Inspirée du Carrosse du St Sacrement, une comédie écrite par Mérimée sous la Restauration (qui soufflera à Jean Renoir son Carrosse d’Or…) elle raconte les amours authentiques du vice-roi du Pérou pour une comédienne de rue, qui va le mener par le bout du nez. Pour Offenbach et ses librettistes Meilhac et Halévy, c’est évidemment l’occasion d’une satire (mesurée) de la vanité des puissants, leur lubricité, et le prétexte à de merveilleuses espagnolades comme on les goûtait sous le Second Empire (l’impératrice Eugénie y voyant là un hommage à ses racines ibériques). D’une manière plus générale, cette Périchole permet au compositeur d’opérer une synthèse fort subtile entre sa veine bouffe, cocasse, éruptive, et cette inspiration plus sérieuse qu’il a régulièrement développée dans des œuvres toutes amenées à faire des flops, car le public ne pouvait admettre que son clown favori eut le goût des larmes.
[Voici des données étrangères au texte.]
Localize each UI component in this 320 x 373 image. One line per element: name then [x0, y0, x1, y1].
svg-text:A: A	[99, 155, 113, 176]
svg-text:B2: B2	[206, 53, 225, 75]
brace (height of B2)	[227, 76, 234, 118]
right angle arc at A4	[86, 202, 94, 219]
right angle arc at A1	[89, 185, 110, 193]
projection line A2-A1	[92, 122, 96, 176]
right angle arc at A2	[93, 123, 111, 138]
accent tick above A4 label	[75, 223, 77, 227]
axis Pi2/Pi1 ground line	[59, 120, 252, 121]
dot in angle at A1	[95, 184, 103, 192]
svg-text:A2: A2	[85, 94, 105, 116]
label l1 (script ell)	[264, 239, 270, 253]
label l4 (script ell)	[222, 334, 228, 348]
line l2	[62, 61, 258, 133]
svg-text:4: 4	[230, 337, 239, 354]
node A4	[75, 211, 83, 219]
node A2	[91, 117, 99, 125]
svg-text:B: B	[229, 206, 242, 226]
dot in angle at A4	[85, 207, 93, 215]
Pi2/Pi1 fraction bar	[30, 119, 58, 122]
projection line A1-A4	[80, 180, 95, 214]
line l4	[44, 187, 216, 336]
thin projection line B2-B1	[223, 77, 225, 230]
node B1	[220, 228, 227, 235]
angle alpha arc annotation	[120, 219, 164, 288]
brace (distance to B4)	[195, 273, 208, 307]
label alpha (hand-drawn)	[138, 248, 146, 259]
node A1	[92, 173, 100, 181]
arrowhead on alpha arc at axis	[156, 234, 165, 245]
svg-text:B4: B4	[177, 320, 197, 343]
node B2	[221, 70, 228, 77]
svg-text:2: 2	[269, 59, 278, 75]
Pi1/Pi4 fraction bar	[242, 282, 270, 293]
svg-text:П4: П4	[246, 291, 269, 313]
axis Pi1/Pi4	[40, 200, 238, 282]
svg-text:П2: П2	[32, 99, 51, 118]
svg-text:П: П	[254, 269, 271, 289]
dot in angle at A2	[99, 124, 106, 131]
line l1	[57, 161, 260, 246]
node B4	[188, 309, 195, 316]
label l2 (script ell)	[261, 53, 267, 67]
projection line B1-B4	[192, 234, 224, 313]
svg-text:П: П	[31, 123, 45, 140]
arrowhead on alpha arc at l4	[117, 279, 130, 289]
Ici, le rire se fane, l’humour tourne à la grimace, et c’est tout le prix de cet opéra-bouffe qui, sans se prendre au sérieux, gagne une humanité, une profondeur rarement atteinte dans les œuvres précédentes. Le public de 1868 est d’ailleurs surpris, qui offre un triomphe plus relatif à cette œuvre (laquelle reste toutefois étourdissante de joie et de drôlerie). Sa refonte, en 1874, permettra de la redécouvrir, plus étoffée, plus ample, et c’est désormais cette version en trois actes qui sera employée ; témoin : cette nouvelle production que nous offre l’opéra-comique du 15 au 25 mai prochain.
Voilà bien un spectacle qui promet de danser sur le double fil du rire et de l’émotion.
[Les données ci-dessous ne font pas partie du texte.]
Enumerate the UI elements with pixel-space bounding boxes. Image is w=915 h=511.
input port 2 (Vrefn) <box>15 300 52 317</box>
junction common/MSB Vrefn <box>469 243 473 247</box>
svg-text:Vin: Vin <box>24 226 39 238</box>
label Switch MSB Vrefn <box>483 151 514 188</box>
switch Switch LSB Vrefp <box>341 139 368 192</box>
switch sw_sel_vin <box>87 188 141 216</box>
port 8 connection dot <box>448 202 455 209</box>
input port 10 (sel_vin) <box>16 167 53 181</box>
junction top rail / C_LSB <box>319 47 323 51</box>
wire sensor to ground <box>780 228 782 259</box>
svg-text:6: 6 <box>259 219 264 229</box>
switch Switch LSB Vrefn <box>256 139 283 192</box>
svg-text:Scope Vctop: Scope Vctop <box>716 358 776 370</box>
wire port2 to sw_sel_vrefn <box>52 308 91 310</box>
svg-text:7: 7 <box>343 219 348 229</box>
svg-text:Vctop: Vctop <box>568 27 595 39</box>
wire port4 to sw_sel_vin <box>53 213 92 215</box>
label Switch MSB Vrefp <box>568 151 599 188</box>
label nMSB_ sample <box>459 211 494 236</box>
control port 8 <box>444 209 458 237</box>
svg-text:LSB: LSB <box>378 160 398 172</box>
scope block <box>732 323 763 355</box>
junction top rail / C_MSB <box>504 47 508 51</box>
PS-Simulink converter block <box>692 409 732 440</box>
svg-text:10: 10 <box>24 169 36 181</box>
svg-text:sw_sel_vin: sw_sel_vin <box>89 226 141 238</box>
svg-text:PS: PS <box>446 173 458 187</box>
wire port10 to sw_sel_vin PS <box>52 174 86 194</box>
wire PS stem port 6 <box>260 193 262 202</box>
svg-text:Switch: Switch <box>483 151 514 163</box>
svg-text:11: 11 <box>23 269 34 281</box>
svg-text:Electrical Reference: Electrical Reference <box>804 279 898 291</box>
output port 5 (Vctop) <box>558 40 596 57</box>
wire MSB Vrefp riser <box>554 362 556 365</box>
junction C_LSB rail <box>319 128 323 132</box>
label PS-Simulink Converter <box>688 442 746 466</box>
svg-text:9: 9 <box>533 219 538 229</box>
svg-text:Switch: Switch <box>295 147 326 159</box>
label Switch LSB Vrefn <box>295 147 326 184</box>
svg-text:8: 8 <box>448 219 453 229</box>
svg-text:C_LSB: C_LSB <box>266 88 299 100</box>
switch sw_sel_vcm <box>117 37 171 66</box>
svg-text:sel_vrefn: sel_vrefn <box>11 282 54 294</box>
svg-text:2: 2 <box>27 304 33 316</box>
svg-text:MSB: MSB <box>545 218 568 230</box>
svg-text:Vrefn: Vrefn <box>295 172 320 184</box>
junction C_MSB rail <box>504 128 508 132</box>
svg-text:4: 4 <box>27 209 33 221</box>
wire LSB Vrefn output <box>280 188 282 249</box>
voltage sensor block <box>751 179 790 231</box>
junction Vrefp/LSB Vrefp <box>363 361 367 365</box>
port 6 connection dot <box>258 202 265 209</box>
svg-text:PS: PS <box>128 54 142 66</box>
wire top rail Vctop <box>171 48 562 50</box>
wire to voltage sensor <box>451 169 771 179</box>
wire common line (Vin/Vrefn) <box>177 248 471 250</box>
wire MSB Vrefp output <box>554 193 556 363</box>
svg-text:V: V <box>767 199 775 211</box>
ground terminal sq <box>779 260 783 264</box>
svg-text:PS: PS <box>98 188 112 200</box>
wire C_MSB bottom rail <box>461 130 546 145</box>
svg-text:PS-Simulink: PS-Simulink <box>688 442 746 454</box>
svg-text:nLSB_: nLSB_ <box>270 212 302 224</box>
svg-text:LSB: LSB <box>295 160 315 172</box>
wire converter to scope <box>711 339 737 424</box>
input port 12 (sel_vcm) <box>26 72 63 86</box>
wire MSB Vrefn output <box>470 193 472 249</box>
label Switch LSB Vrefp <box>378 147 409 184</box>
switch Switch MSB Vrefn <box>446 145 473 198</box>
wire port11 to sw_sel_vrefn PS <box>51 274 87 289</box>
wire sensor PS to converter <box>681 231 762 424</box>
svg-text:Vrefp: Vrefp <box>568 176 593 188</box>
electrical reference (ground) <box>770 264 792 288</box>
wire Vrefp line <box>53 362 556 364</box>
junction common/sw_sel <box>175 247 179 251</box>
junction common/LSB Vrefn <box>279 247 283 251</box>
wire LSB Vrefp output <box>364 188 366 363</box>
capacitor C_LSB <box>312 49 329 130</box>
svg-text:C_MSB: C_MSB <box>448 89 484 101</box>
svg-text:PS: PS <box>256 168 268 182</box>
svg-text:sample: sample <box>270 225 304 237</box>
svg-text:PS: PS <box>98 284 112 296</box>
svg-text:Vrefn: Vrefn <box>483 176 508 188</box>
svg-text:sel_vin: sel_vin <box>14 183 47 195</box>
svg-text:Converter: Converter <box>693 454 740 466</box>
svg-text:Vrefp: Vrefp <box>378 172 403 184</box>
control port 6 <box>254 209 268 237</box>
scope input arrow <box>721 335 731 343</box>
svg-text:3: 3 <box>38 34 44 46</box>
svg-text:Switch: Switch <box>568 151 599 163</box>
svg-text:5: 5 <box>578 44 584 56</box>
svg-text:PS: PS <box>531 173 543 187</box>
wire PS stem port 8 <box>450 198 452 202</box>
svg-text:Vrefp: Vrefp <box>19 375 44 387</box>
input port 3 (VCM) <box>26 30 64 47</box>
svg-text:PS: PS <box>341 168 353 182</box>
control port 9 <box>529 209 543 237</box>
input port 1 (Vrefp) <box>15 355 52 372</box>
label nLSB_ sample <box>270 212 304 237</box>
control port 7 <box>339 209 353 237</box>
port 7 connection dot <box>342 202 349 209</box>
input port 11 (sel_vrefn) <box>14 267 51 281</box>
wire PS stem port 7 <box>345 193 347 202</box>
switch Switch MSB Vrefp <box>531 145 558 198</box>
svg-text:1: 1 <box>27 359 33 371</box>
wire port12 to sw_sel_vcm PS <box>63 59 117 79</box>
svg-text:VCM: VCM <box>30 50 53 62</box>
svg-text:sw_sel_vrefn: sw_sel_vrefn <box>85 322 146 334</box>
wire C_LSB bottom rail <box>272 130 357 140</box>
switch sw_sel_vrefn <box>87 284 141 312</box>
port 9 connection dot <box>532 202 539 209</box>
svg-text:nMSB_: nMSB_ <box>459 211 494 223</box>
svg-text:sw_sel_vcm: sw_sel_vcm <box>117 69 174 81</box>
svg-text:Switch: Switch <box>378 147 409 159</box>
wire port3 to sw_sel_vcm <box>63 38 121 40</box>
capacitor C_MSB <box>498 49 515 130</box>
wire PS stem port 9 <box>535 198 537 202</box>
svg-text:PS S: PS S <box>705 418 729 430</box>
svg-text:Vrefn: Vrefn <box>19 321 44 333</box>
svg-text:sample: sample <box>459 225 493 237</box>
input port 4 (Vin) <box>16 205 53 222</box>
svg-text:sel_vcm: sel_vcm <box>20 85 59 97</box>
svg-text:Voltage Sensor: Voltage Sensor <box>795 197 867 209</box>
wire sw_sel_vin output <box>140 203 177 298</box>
Stéphanie d’Oustrac est l’une de nos meilleures Périchole, car elle en possède la vis comica tout en n’oubliant pas qu’elle a été une Médée et une formidable Cassandre. Aux côtés de la mezzo française, le Piquillo de Philippe Talbot et le vice-roi de Tassis Christoyannis devraient, eux-aussi, être au diapason de cette farce profonde. Gageons que la comédienne et plasticienne Valérie Lesort, à qui l’on doit quelques vraies pépites théâtrales avec son complice Christian Hecq (20 000 lieues sous les mers, Le Domino noir, Ercole amante…) saura elle-aussi trouver ce juste milieu.
Pour faire un Chardonnisme : « Offenbach, c’est beaucoup qu’Offenbach ». La Périchole en a toujours été la preuve.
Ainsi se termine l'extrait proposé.